L'alimentation, les besoins spécifiques

Fondamentalement, les araignées sont toutes des prédatrices et donc strictement carnivores.

Cette affirmation doit cependant être nuancée, en particulier dans le cas des araignées tissant des toiles géométriques à spire collante. Pour elles, certains chercheurs ont constaté que la quantité de proies capturée par les plus jeunes individus ne pouvaient suffire à leur croissance et à l'édification des premières toiles (la soie, comme il sera précisé plus loin, est une matière particulièrement coûteuse en protéines). En fait, on a remarqué que même sans aucune proie capturée, la croissance se poursuivait !

D'où la quantité «manquante» de nourriture peut-elle provenir ?

Ce pourrait bien être de la toile elle-même, consommée presque entièrement après chaque journée de chasse. Cette toile, même si elle n'a capturé aucun insecte, s'est couverte d'une fine poussière de pollen. En ingérant les fils de soie, la jeune araignée consomme donc aussi des grains de pollen, qui sont très riches en protéines végétales. Il est donc possible que certaines Araignées orbitèles écribellates (Tetragnathidae, Metidae, Argiopidae) commencent leur vie avec un régime alimentaire au moins en partie végétal.
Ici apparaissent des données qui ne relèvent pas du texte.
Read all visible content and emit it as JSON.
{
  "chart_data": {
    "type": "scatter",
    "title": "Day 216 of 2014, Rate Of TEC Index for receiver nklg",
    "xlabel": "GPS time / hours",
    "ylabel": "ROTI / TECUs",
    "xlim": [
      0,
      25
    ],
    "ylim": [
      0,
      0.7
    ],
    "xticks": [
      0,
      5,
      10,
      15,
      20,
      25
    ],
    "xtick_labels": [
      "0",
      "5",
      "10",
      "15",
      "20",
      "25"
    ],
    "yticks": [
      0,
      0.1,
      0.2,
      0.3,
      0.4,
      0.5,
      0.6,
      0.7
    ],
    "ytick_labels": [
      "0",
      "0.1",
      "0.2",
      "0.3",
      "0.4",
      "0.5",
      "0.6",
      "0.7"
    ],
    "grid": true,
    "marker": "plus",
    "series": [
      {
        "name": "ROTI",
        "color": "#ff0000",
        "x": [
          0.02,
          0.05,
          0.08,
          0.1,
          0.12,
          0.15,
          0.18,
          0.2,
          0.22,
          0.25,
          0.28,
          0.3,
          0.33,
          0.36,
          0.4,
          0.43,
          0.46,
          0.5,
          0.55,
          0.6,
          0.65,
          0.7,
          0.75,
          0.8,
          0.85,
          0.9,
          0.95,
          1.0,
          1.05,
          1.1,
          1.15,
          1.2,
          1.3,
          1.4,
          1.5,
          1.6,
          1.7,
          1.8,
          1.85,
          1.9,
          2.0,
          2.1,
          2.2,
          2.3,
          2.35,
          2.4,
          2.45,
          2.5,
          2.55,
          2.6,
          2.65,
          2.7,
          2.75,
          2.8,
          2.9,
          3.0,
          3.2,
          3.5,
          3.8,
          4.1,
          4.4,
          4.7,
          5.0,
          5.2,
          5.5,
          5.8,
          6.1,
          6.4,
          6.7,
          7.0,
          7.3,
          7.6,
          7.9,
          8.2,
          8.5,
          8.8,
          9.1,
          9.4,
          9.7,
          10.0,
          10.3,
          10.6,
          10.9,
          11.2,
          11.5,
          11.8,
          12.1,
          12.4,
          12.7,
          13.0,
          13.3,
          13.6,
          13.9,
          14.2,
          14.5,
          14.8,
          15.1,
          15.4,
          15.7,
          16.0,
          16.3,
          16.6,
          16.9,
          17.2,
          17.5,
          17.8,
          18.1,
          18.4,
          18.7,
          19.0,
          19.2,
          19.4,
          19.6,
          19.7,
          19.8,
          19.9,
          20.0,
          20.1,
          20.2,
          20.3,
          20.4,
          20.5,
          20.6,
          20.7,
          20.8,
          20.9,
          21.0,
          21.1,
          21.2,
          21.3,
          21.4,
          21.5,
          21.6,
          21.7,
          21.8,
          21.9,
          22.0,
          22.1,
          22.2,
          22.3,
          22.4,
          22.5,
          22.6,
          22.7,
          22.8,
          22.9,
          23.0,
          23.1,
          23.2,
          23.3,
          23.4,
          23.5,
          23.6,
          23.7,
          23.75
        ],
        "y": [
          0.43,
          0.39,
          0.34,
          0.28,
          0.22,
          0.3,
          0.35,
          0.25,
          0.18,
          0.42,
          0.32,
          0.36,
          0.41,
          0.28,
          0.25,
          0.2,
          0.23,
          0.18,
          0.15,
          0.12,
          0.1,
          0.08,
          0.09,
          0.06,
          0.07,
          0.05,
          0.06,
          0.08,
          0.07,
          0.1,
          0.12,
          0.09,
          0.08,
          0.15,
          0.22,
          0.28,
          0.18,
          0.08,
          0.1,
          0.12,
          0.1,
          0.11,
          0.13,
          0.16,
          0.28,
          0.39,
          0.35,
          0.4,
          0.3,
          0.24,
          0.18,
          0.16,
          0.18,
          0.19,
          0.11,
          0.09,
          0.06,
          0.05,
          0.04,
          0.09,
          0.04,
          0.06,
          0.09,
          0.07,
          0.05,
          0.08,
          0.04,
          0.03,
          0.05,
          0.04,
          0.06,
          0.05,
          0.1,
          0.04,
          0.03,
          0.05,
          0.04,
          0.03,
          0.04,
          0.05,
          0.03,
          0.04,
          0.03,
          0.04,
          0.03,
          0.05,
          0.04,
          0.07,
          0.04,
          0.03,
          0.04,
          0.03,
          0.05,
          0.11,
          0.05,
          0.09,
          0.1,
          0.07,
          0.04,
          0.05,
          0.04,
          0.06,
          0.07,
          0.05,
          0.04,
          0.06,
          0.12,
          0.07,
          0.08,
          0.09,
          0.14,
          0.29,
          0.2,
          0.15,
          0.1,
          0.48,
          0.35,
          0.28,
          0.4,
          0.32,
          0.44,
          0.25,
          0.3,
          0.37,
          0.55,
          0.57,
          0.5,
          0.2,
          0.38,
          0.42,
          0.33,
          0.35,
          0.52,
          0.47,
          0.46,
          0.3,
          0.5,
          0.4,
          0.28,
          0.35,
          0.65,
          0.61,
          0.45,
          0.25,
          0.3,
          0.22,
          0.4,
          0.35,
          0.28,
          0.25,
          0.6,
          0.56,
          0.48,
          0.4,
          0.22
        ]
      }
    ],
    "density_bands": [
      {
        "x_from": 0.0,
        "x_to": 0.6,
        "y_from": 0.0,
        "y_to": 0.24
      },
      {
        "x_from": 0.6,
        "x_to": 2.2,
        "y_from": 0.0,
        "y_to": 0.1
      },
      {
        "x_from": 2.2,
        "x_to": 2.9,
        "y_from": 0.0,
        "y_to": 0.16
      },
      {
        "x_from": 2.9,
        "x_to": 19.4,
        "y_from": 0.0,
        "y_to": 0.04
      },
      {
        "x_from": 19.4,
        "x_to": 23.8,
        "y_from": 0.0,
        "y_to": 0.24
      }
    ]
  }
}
Les besoins spécifiques sont très variables d'une famille à l'autre, d'une espèce à l'autre, ainsi que d'une classe d'âge à la suivante.

Certaines araignées sont capables de supporter des semaines voire des mois sans aucune prise de nourriture, que ce soit pour des raisons d'adaptation au climat (diapause hivernale ou estivale) ou aux aléas que tout prédateur peut rencontrer (disparition temporaire des proies de la zone de chasse).

Cette résistance au jeûne peut être exceptionnelle en laboratoire : une araignée-crabe juvénile du genre Heriaeus, oubliée dans une petite boîte de pellicule photo sur mon bureau, a été retrouvée plus de cinq mois plus tard, terriblement amaigrie mais bien vivante, et capable de capturer avec avidité la petite mouche proposée alors !

Le risque majeur pour la survie dans ces conditions peu naturelles est la déshydratation, qui intervient rapidement, en quelques jours, quand le récipient utilisé pour conserver vivante l'araignée n'est pas quasiment étanche.

Parmi les araignées naturellement les plus résistantes au jeûne, on peut bien sûr citer les espèces recherchant des biotopes pauvres en proies tels que les cavernes, les terrains très secs ou les habitations humaines. Une tégénaire installée dans un appartement peut ainsi se retrouver sans insecte dans sa toile pendant des semaines sans en être affectée.

Suivant l'âge, les besoins varient également.

Les femelles venant d'être fécondées sont particulièrement voraces, les besoins en nutriments pour préparer la ponte (non seulement en faisant grossir les ovules et leurs réserves, mais aussi en sécrétant les soies pour construire le cocon) étant énormes. Il suffit pour s'en convaincre d'observer l'embonpoint des araignées juste avant l'émission des oeufs et l'extrême amaigrissement qui la suit.

Les mâles adultes, tout au contraire, se consacrent exclusivement à la recherche d'une partenaire et ne se nourrissent plus, sauf exception. Leur durée de vie à l'âge adulte est d'ailleurs généralement très courte, ce qui peut les faire paraître très rares par rapport au nombre de femelles dans les relevés de terrain.